Note the extent of the P.C. muscles, as they form a primary part of the support for the reproductive organs, bladder, and rectum. Weakness of the P.C. can result in chronic pelvic discomfort or leakage of urine. Refer back to figure 1 in chapter 4, to better visualize the location of the P.C. muscles.
For many patients, the Kegel exercises strengthen and build much better pelvic support than a surgical operation.

One patient reported to Dr. Kegel that for the first time in fifteen years of marriage she had orgasm in intercourse and suggested this welcome event might be connected with the exercises she had been doing. After following the exercise program, other women also volunteered the information that they experienced more consistent orgasm during intercourse or had orgasm for the first time.
Dr. Kegel finally concluded that strengthened P.C. muscles resulted in increased sexual satisfaction. This information, though new to our culture, had been observed by primitive and oriental peoples, as well as other cultures, who also noted the lessening of sexual satisfaction after childbirth. Certain “secret” sex practices in some primitive cultures depend on controlling and strengthening these muscles around the vagina.

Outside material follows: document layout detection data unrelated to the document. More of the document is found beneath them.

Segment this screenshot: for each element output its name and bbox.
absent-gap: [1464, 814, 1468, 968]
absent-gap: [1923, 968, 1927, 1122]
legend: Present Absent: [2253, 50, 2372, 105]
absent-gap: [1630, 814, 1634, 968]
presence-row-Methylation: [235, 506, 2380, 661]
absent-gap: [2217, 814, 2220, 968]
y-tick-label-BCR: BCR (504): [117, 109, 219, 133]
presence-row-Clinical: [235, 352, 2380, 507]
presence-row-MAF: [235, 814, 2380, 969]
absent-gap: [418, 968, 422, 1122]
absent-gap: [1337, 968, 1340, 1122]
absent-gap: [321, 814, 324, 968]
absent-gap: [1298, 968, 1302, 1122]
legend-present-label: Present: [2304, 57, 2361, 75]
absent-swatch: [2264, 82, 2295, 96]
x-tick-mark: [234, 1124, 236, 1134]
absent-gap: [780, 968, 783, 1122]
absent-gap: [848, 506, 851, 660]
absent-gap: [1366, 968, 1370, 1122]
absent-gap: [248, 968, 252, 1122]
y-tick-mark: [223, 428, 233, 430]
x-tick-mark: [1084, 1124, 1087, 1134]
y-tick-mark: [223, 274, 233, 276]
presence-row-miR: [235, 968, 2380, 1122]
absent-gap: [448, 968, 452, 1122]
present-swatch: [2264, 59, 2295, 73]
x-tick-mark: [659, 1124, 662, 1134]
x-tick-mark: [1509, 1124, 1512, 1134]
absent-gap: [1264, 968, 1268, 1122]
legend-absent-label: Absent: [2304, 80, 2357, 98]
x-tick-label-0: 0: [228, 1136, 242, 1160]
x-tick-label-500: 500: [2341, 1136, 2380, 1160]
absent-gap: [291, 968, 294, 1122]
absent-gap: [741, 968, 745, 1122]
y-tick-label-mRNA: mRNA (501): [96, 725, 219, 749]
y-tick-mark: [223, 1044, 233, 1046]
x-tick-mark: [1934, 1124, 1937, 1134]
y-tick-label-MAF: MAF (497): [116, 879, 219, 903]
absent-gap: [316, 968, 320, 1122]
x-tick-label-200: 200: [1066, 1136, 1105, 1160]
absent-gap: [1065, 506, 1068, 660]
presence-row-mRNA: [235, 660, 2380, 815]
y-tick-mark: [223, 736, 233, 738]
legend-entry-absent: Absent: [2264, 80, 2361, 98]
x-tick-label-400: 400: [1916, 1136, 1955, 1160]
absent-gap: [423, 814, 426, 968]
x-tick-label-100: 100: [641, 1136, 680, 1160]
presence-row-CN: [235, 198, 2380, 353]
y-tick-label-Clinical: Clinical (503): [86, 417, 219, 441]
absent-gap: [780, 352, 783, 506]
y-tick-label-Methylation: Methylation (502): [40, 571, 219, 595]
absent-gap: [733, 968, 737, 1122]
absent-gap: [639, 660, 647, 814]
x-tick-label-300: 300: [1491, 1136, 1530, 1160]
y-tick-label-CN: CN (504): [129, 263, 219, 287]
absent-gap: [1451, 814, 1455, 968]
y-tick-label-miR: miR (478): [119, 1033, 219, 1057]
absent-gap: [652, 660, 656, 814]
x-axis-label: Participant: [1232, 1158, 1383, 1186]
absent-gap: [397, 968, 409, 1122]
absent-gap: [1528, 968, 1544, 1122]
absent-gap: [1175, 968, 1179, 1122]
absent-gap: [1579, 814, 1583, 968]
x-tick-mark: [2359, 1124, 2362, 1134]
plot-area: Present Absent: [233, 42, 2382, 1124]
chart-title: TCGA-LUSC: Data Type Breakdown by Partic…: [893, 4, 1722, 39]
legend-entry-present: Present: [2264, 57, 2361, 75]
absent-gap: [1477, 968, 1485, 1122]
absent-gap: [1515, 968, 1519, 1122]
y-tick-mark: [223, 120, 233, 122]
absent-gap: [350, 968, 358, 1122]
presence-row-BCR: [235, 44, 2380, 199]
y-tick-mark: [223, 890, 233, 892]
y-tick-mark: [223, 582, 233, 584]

Since Kegel’s early efforts, research has revealed that sexual stimulation in the woman’s vagina is much more related to pressure sensitivity than to frictional sensitivity. This stands to reason, because the P.C. muscle group is well supplied with pressure-sensitive nerve endings (called proprioceptive nerves) which do wot respond to light touch or light friction. Thus, a strengthening and tightening of the P.C. muscle group around the outer one-third of the vagina can produce much more sexually stimulating pressure sensitivity for the woman during intercourse.

These pressure-sensitive nerve endings of the P.C. muscles are actually around but outside the vagina. A firm squeezing pressure on the penis within the vagina is needed to give greater sexual stimulation. A vagina that makes poor contact with the penis affords little sexual stimulation for the wife. It has been found that a larger object introduced into the vagina does not help increase sexual sensitivity, since sensitivity depends on contraction of the muscles— not stretching. Therefore, the size of the penis has no relationship to the wife’s sensitivity. When the vagina is tightened to a firm channel by a strong P.C, however, thrusting of the male penis will also press and push the P.C. and give more satisfying stimulation to the wife. More stimulation results in reflex contraction of the vagina, which is part of the pattern that leads to orgasm for the woman.

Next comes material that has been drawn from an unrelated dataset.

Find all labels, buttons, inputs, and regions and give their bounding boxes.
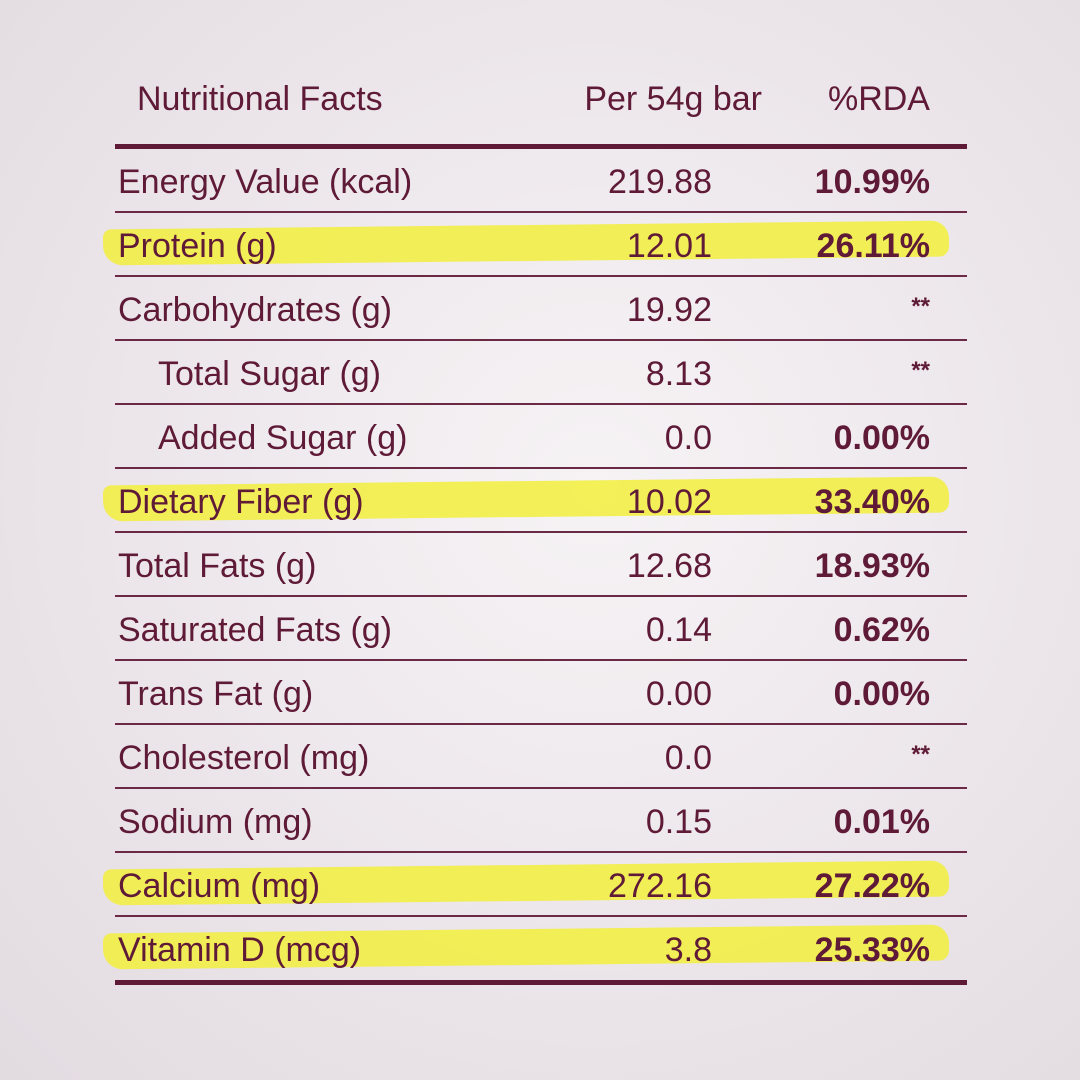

In a woman who does not experience orgasm during sex, the P.C. muscle exercises can contribute to providing relief of pelvic congestion and muscular tension, which is a very frequent cause of low-back pain. The exercises are easy and not fatiguing—in fact if you tire while doing them, you are not exercising the right muscles.

Some women can easily contract the P.C. muscles when they first learn of their existence and may experience orgasm for the first time when they learn to use these muscles during intercourse. However, if the muscles are weak (as they are in so many women), action will have to be added to knowledge. The woman must learn exercises that can help her to both strengthen and control the P.C. muscles.